There are no requirements for digestive reconstruction methods, energy equipment, vascular ligation methods, gastrointestinal cutting and closure, digestive reconstruction instruments, or placement of abdominal drainage tubes.

Surgical task division

This study only records and analyzes the in vivo operation part (from Trocar insertion to CME release and vascular dissection), and does not require intestinal transverse and anastomosis methods, nor does it include statistical analysis. There are no specific requirements for the sequence of dissection and surgical operations. The main tasks can be divided into 5 parts:

1. Complete pneumoperitoneum - exposure of the surgical area.
2. Free posterior colon space (RRCS) and right colon:

Find and open the Toldt gap, extend the gap until the dissociation of the right colon is completed. All operations in the RRCS area should belong to this recording section (right boundary: right colonic sulcus; left boundary: duodenal box; anterior: transverse mesentery; posterior: pre renal fascia).
3. Expose and ligate colon blood vessels or search for mesenteric blood vessels and open the vascular sheath, and clean lymph nodes:

Expose and dissect the anterior part where the root of the colonic blood vessels merges into the SMV, ligate the colonic blood vessels, and perform root ligation on the right or main branch of the colonic blood vessels according to the tumor location. Expose the descending part of the duodenum and the head of the pancreas, dissect the SMV, and use the SMV as the inner boundary for lymph node dissection.
4. Open the gastrocolic ligament and search for the mesentery space:

Open the root of the transverse colon mesentery and the gastrocolic ligament to fully free the transverse colon. During the process of drifting to the right, it is necessary to fully distinguish the gap between the transverse colon mesentery and the gastroduodenal mesentery.
5. Free transverse colon posterior space (TRCS) and anatomical Henle trunk:

Enter and maintain the TRCS until the branch dissection of the Henle trunk is completed. All operations involving the TRCS region (lateral boundary: descending segment of duodenum; medial boundary: superior mesenteric vein; head side: root of transverse mesentery; tail side boundary: horizontal part of duodenum; ventral boundary: dorsal side of transverse mesentery; dorsal side: anterior pancreatic fascia) and Henle trunk dissection should be included in this recording section.

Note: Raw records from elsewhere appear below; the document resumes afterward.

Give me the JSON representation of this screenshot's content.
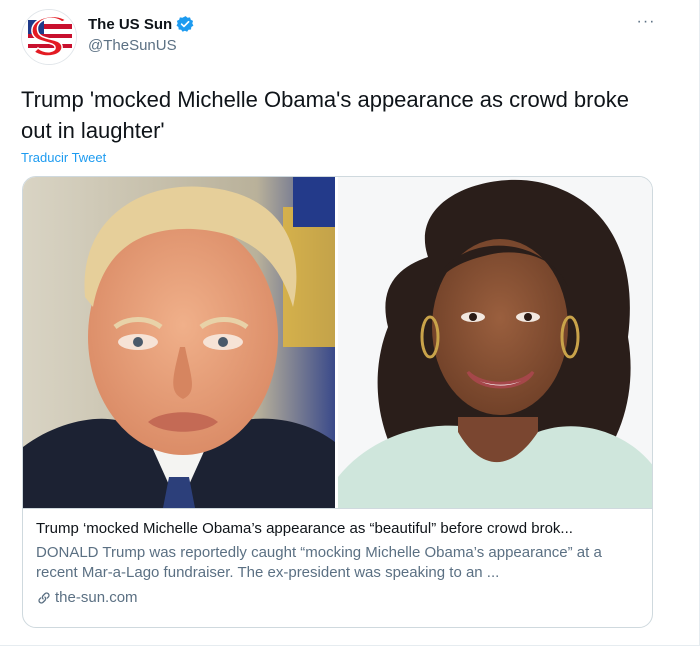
{
  "account": {
    "display_name": "The US Sun",
    "handle": "@TheSunUS",
    "verified_icon": "verified-badge-icon",
    "avatar_icon": "the-sun-logo"
  },
  "header": {
    "more_label": "···"
  },
  "tweet": {
    "text": "Trump 'mocked Michelle Obama's appearance as crowd broke out in laughter'",
    "translate_label": "Traducir Tweet"
  },
  "card": {
    "title": "Trump ‘mocked Michelle Obama’s appearance as “beautiful” before crowd brok...",
    "description": "DONALD Trump was reportedly caught “mocking Michelle Obama’s appearance” at a recent Mar-a-Lago fundraiser. The ex-president was speaking to an ...",
    "domain": "the-sun.com",
    "link_icon": "link-icon",
    "images": [
      "donald-trump-photo",
      "michelle-obama-photo"
    ]
  },
  "colors": {
    "accent": "#1d9bf0",
    "secondary_text": "#5b7083",
    "border": "#cfd9de"
  }
}
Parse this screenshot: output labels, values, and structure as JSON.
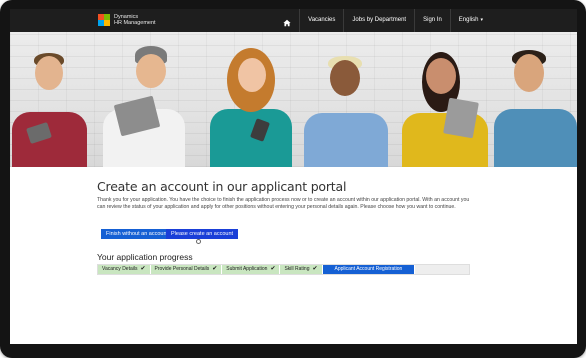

Intraoperative bleeding grading Level 1: There is bleeding, but it does not affect the surgical operation and does not require any treatment; Level 2: Wound bleeding, unnamed vessel bleeding, clear surgical field of view, electrocoagulation, ultrasonic knife or compression hemostasis can all control bleeding without stopping the surgery; Grade III: Small vein bleeding, tear of liver, spleen, and pancreatic capsule, with no impact on hemodynamics. The surgical field of view is blurred, which affects the surgery, so it is necessary to stop the surgery to stop bleeding; Level 4: Bleeding from larger blood vessels and their branches, as well as the main blood vessels supplying the gastrointestinal tract, with hemodynamic fluctuations and ineffective compression hemostasis. Surgical hemostasis needs to be stopped, which can be controlled under the microscope and does not require conversion to open surgery; Grade 5: Bleeding from major blood vessels and their branches, as well as the main blood vessels supplying the gastrointestinal tract, with unstable hemodynamics, requiring a small amount of blood transfusion, uncontrollable under the microscope, and requiring conversion to open surgery for hemostasis. The patient's prognosis is good; Grade 6: Large abdominal blood vessels cause massive bleeding and have significant hemodynamic effects. A large amount of blood transfusion and vascular repair are required, which may lead to organ ischemia. The patient has a poor prognosis and may die.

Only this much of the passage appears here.